O código civil assim determina em seu artigo 1.589: “O pai ou a mãe, em cuja guarda não estejam os filhos, poderá visitá-los e tê-los em sua companhia, segundo o que acordar com o outro cônjuge, ou for fixado pelo juiz, bem como fiscalizar sua manutenção e educação”. É comum a determinação das visitas de forma livre quando os genitores possuem um bom relacionamento e conseguem combinar entre sí os dias e horários em que os filhos permanecerão sob a guarda de cada um. Contudo, quando o relacionamento entre os genitores não ocorre de forma amigável, o indicado é que sejam estipulados dias e horários fixos para a convivência, minimizando ao máximo a existência de conflito em relação à convivência com os infantes.

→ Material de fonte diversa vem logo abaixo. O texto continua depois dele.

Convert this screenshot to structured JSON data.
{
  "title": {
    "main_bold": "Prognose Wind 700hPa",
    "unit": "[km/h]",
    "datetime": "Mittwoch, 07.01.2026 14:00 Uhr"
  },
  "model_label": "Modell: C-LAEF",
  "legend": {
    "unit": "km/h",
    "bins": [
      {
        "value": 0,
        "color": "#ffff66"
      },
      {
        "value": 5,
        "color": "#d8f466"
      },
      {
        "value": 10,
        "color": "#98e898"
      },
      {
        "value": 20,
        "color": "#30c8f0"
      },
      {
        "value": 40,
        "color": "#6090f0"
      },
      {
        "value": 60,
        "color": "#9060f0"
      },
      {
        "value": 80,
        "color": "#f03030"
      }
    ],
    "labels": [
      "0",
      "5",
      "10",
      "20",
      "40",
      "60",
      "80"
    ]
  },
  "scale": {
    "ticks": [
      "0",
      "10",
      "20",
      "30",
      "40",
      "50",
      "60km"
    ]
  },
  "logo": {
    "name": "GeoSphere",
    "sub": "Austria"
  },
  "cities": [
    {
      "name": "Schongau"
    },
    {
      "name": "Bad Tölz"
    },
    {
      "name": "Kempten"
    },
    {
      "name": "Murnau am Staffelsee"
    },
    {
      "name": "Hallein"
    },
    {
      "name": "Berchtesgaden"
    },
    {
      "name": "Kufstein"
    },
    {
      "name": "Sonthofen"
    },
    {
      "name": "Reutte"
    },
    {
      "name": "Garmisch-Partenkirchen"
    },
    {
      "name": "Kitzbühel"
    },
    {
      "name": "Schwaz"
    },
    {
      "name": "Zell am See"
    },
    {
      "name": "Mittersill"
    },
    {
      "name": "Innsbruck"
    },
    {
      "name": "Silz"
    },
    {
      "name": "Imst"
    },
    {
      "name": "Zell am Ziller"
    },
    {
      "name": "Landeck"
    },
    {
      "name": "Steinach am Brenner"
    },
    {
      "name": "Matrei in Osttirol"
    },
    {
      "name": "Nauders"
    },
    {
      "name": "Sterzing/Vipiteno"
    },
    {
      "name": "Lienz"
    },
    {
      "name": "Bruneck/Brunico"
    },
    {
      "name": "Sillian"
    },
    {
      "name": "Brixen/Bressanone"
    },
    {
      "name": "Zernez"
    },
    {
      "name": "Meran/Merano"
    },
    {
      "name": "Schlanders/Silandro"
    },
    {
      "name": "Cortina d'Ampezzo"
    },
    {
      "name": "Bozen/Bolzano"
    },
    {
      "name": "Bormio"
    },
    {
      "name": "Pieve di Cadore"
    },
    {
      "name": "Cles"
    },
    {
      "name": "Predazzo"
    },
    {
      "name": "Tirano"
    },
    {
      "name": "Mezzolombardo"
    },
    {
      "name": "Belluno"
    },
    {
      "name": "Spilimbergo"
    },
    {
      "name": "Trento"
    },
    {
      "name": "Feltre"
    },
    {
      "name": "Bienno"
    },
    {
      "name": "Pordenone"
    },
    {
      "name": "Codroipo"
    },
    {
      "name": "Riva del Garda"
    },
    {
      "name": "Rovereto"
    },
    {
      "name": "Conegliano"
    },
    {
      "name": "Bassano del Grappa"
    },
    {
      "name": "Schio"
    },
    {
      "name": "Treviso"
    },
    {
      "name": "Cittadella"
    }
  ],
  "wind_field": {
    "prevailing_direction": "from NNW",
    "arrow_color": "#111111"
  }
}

Ocorre que não é incomum que os genitores sumam da vida dos filhos, muitos não procuram manter contato, não desejam notícias, ainda que exista regime de convivência estipulado. Para essas crianças é difícil entender o motivo da ausência do pai, sendo forçados desde muito cedo a lidar com os sentimentos de abandono, de rejeição, sem que tenham qualquer culpa, pois é preciso que os adultos compreendam que a relação que termina é entre os pais, os filhos serão filhos para sempre e não devem ser penalizados com o término da relação.

Os laços afetivos desenvolvidos tanto com a mãe quanto com o pai são extremamente importantes e devem ser mantidos, além de aprimorados com a possibilidade de uma convivência de qualidade entre ambos.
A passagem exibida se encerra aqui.